Module 6: Introduction to Unsupervised Learning
Welcome! We are going to delve into the topic of unsupervised learning!
- Give a general introduction to unsupervised learning.
- Use k-means clustering as unsupervised learning technique.
- Find clusters with k-means algorithm.
- Evaluate our results with the Elbow method.
Unsupervised Learning is the process of identifying patterns in a dataset. Identifying patterns is often an early step in understanding data. Unsupervised learning methods are a set of techniques designed to explore and find "hidden structure" rather than predict outcomes.
Unsupervised learning does not require labeled data, therefore works for broader range of data. In fact, most data in the world is unlabeled. However, since there are no labels / correct answers there is not always a clear feedback to validate that the results are correct.
There are two main techniques in the domain of unsupervised learning:
Dimensionality Reduction Some datasets have too many features causing problems with over-fitting, slow model fitting time and issues with metric interpretability (look up the Curse of Dimensionality!). For this reason, we look for methods to reduce the number of features used to train the model while maintaining most of the variance/signal in the data.
Clustering Clustering is relatively self explanatory. These are methods which divide the dataset into subgroups based on similar characteristics. These sub-groups can be then be used in further supervised learning algorithms or act as an intuitive way to understand the natural subsets in your dataset. Clustering is sometimes referred to as data segmentation or data partitioning.
In this module, we will focus on the K-Means Clustering algorithm, how it works and how to evaluate it's performance.
Firstly, refer to your lecture notes as they will explain the fundamentals covered here in reference to the Kiva dataset we are using!
For additional help, we find the following resources to be very useful.
- K-Means handout from Stanford: From the computer science course at Stanford University, this is a handout giving an overview of the k-means algorithm, sample code and it provides a bit more detail on how clustering can be improved.
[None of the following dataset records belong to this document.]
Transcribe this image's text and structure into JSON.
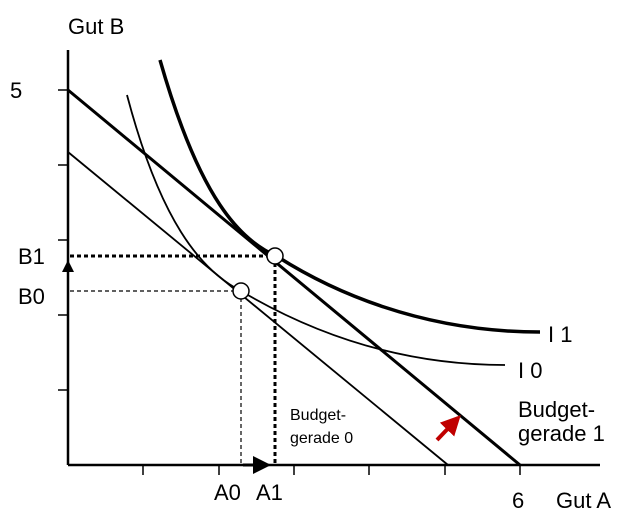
{
  "axes": {
    "y_label": "Gut B",
    "x_label": "Gut A",
    "y_end": "5",
    "x_end": "6"
  },
  "points": {
    "b1": "B1",
    "b0": "B0",
    "a0": "A0",
    "a1": "A1"
  },
  "curves": {
    "i1": "I 1",
    "i0": "I 0"
  },
  "budget_lines": {
    "line0": [
      "Budget-",
      "gerade 0"
    ],
    "line1": [
      "Budget-",
      "gerade 1"
    ]
  }
}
- Interactive introduction to dimensionality reduction: A comprehensive introduction to three dimensionality reduction methods, PCA, LDA and t-SNE from kaggle. Interactive examples with code are provided so that you can see the impact of these methods on the features.
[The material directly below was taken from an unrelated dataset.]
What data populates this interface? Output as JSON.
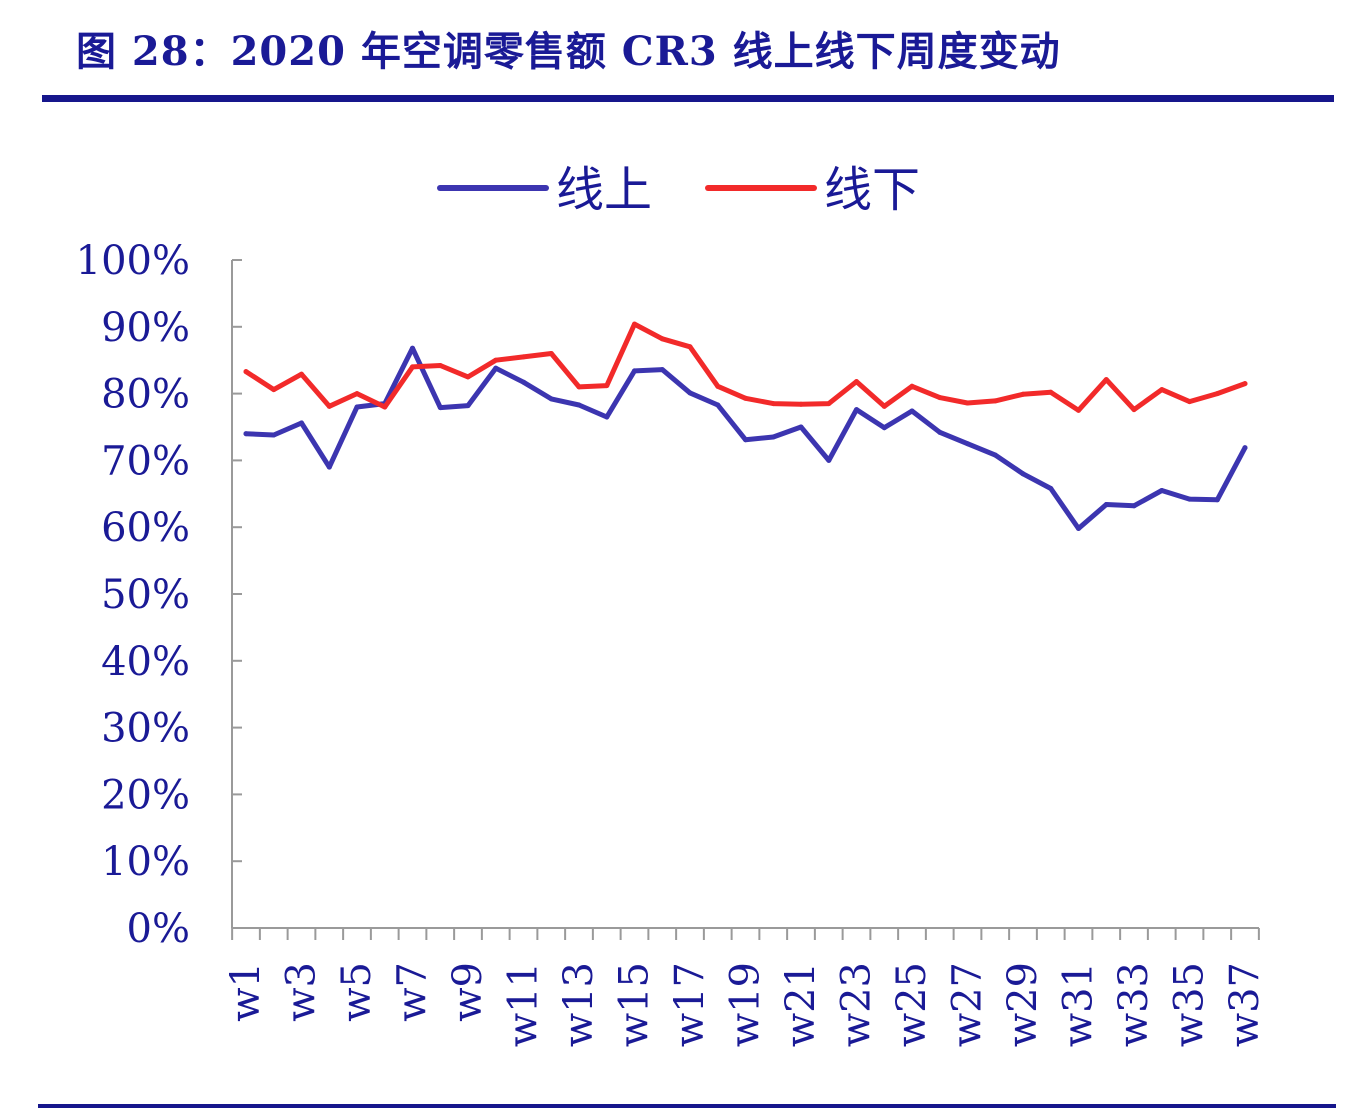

Hierarchical Clustering is a more complex method to cluster data points and evaluate the clusters. Unlike K-Means, we do not need enforce the number of cluster to look for in hierarchical clustering. The algorithm incrementally creates groups data points together to create cluster, staring with every data point as it's own cluster, until all the data in a single cluster. The results can be displayed in a diagram called a dendrogram which allows us to evaluate the possible combination of clusters.
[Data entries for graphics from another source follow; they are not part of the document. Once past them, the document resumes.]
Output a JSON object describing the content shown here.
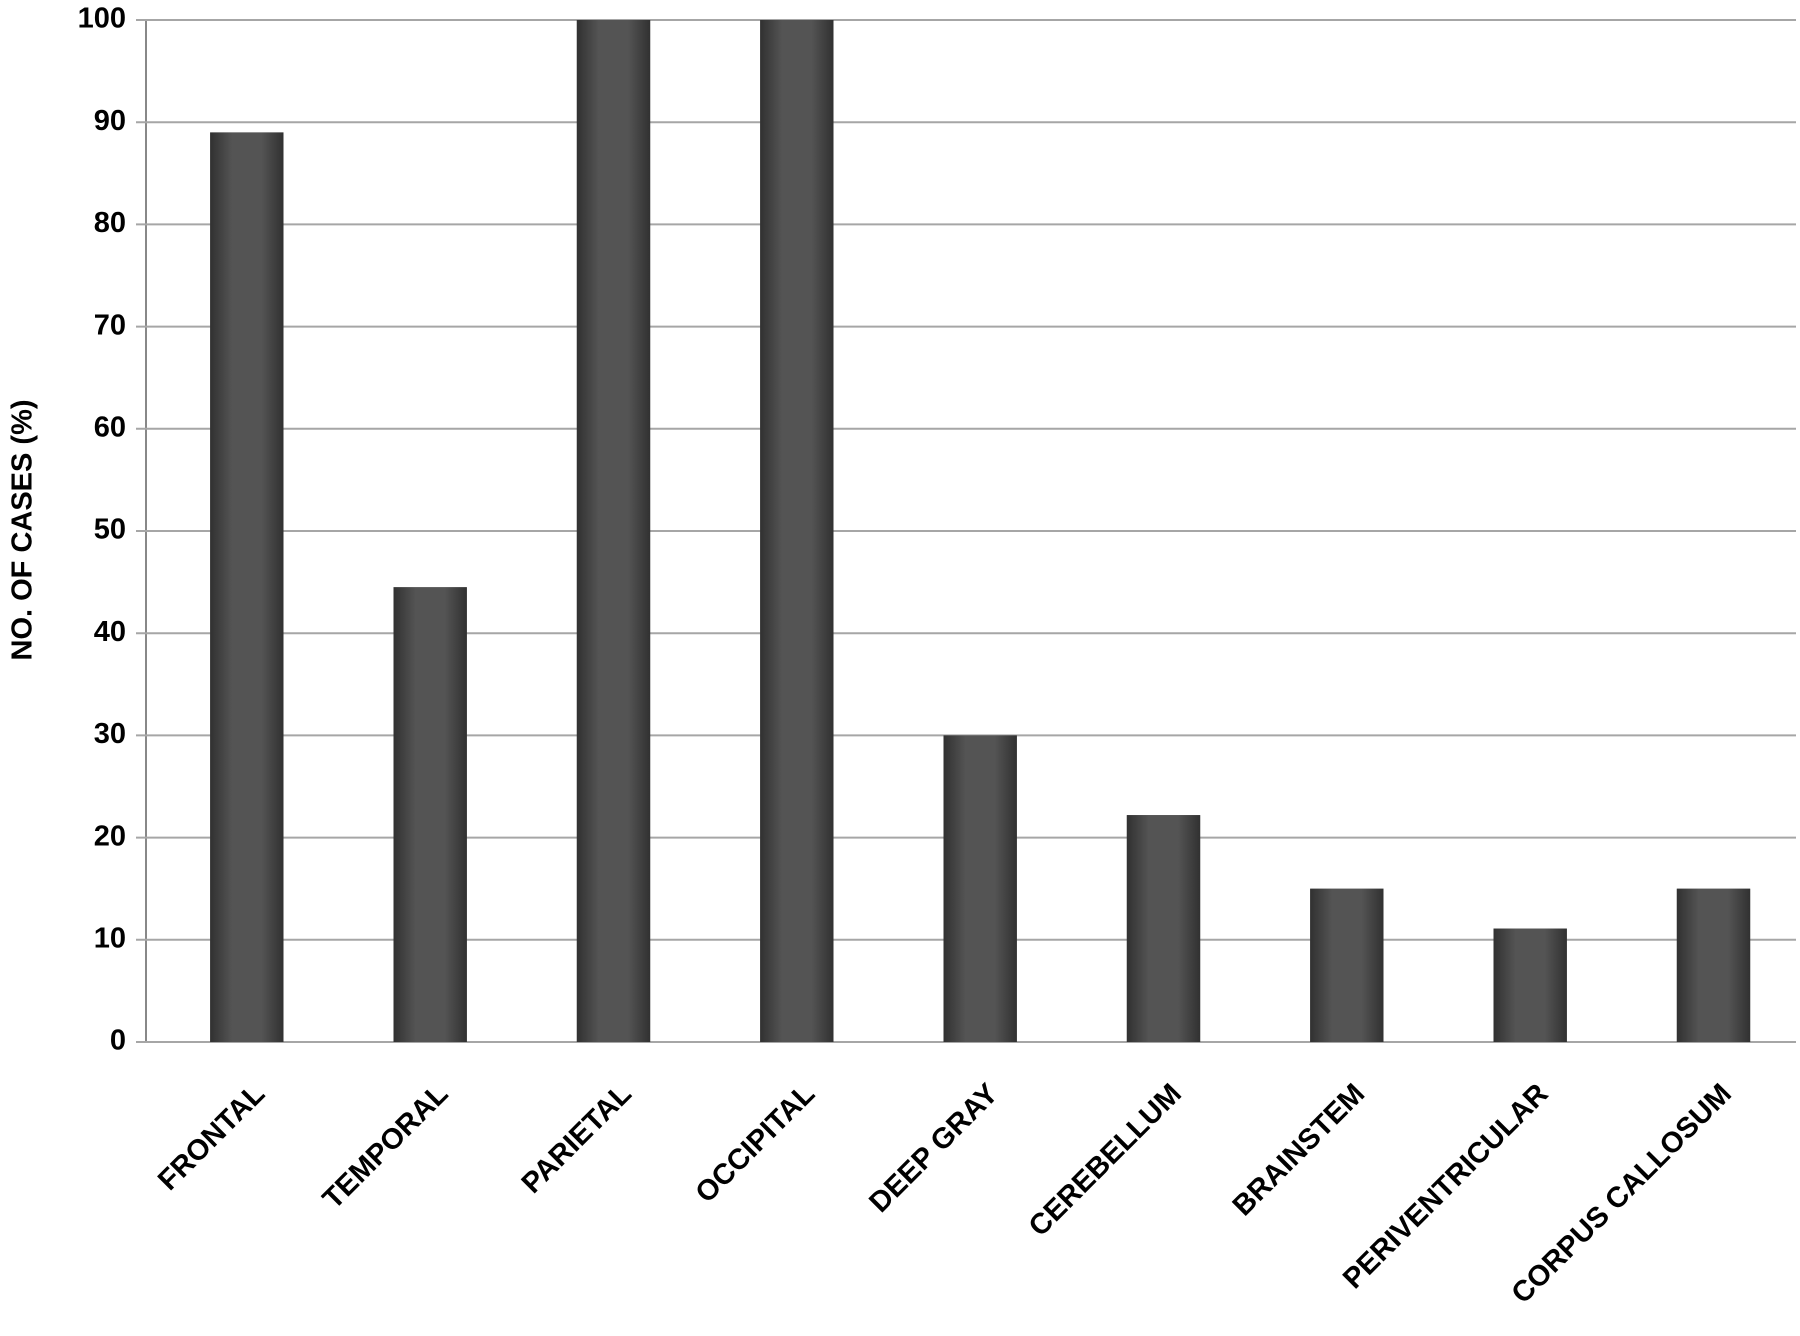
{
  "chart_data": {
    "type": "bar",
    "y_label": "NO. OF CASES (%)",
    "categories": [
      "FRONTAL",
      "TEMPORAL",
      "PARIETAL",
      "OCCIPITAL",
      "DEEP GRAY",
      "CEREBELLUM",
      "BRAINSTEM",
      "PERIVENTRICULAR",
      "CORPUS CALLOSUM"
    ],
    "values": [
      89,
      44.5,
      100,
      100,
      30,
      22.2,
      15,
      11.1,
      15
    ],
    "color": "#4a4a4a",
    "ylim": [
      0,
      100
    ],
    "yticks": [
      0,
      10,
      20,
      30,
      40,
      50,
      60,
      70,
      80,
      90,
      100
    ],
    "grid": true
  }
}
For more information checkout these resources:
- Hierarchical Clustering Analysis: An thorough introduction to Hierarchical Clustering with examples in R. Although it does not used python to create the analysis, this is an excellent resource to understand the underlying principles of hierarchical clustering and to become familiar with dendrograms.
- Unsupervised Machine Learning: Hierarchical Clustering: Although the text is a bit dense and focuses more on the context for hierarchical clustering, this article provides great examples using python and the scikit-learn library.
- Hierarchical Clustering Analysis: From Stanford Universities, a step by step pdf guide to hierarchical clustering, covering how it works, how to find the 'right' number of clusters and evaluating the validity of the clusters.